Great. That's helpful. When we're looking you talked about expectation for a strong fiscal , particularly around the IPS business. You talked about $15 million-$20 million worth of kinda sales that were being pushed into the Q2 and into the Q3 and beyond, and you kinda left it a little bit vague, saying it could get even pushed into the next fiscal year. I guess my question is how confident are you in terms of securing a certain amount of components in order to meet this demand and this funnel, particularly around these kinda large government orders?
Kinda maybe if you could provide a little more detail on where the constraints are with respect to your position, and what specific components are you seeing the most acute constraints?
I won't give you specific components, but I would say some of these are around the semiconductor supply chain. I won't name names, but I think you've seen it through others in the electronics industries where there are some shortages of specific semiconductor chipsets. That along with even things like power cords and the like that have impacted when we can ship out these large systems. We're talking about small components in the scheme of an overall system, but those still have an impact when you're looking to ship out these large scale systems overall. The only other comment I would add is that some of this is also just due to the sequential nature of a deployment.
If something moves from Q3 into Q4, that might be the beginning of a push to the next quarter, only because we're deploying a system that has to get validated until we go add incremental capacity or technology beyond that. These deployments are not just necessarily within a quarter or a one-time event. The growth of potentially adding capacity to a system might lead a Q3 push into Q4, impacting a Q4 ship. By the way, I just wanna make sure everyone understands. A, all of this was contemplated in Ken's guidance, and B, the business continues to be robust. We're not able to call Q4 yet as we are still working on getting the components lined up for finishing our fiscal year. But the commentary you're hearing is pretty bullish.
We're just being transparent about the supply chain challenges, and we're also being transparent that the demand side looks pretty good.
Got it. Great. Thank you.
There are no further questions. I'll turn the call back to Mark Adams for closing remarks.
Thank you, operator, and thanks to all of you for your continued interest and support. When I started less than two years ago, we committed to delivering on our growth and diversification strategy by focusing on operational excellence. Our top line continues to grow, and we've expanded gross margins from less than 20% in fiscal year 2020 to the mid-20% range today, up some 600-700 basis points, all of which allows us to deliver strong earnings per share results to our shareholders. In addition, we are delivering on our goal to operate as a best-in-class company from an ESG perspective.

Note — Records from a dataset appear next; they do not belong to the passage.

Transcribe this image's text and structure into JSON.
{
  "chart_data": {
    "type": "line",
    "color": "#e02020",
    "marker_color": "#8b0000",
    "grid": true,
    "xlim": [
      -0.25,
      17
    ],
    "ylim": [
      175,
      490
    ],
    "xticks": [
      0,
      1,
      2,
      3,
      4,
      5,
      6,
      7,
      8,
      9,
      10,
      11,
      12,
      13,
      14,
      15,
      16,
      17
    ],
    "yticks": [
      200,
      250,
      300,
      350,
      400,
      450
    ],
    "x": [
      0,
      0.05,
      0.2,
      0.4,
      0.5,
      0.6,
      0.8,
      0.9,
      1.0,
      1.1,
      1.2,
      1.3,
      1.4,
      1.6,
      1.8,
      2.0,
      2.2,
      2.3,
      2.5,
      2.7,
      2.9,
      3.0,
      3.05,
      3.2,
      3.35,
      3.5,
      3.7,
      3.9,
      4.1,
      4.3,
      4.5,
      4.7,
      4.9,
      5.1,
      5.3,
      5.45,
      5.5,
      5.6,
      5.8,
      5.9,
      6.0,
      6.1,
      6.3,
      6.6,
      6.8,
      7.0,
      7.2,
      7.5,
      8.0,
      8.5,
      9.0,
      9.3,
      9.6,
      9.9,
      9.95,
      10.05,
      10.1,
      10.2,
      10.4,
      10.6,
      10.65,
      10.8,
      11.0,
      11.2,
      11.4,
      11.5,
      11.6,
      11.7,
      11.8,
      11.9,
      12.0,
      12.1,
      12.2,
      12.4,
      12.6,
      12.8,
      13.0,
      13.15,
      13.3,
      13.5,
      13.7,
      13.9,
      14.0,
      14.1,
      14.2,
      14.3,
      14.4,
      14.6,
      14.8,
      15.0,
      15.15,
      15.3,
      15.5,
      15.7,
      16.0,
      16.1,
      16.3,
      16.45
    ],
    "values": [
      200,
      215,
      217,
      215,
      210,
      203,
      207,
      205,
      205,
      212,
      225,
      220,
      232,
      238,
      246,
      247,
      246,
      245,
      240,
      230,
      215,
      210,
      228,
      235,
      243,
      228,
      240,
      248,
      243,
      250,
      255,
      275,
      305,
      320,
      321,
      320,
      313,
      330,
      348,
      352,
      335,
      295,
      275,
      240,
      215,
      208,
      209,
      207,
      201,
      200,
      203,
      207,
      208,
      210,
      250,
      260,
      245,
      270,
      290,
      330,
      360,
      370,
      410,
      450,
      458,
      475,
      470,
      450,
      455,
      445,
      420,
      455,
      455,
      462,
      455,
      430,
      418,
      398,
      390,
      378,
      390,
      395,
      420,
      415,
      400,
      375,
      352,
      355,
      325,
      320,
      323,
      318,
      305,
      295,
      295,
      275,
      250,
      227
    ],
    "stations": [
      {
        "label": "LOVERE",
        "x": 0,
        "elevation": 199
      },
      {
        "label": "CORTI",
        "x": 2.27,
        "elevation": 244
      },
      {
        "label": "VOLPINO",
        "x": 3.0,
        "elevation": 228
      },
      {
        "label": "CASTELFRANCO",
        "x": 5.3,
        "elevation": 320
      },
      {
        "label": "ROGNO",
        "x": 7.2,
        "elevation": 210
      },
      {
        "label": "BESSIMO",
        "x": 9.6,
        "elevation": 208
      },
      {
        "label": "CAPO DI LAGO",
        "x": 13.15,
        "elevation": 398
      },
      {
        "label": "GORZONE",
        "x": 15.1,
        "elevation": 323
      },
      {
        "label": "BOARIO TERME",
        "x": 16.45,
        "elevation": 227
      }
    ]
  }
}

Last fall, we delivered our first-ever ESG report, highlighting our performance to date and future goals. We've also made great strides in the area of corporate governance, including shifting to an independent board of directors and the naming of Penny as our Chair.
Our commitment to our shareholders is to make continuous progress and operate SGH as a best-in-class public company. We appreciate all of you for joining today's call.
This concludes today's conference call. Thank you for joining. You may now disconnect.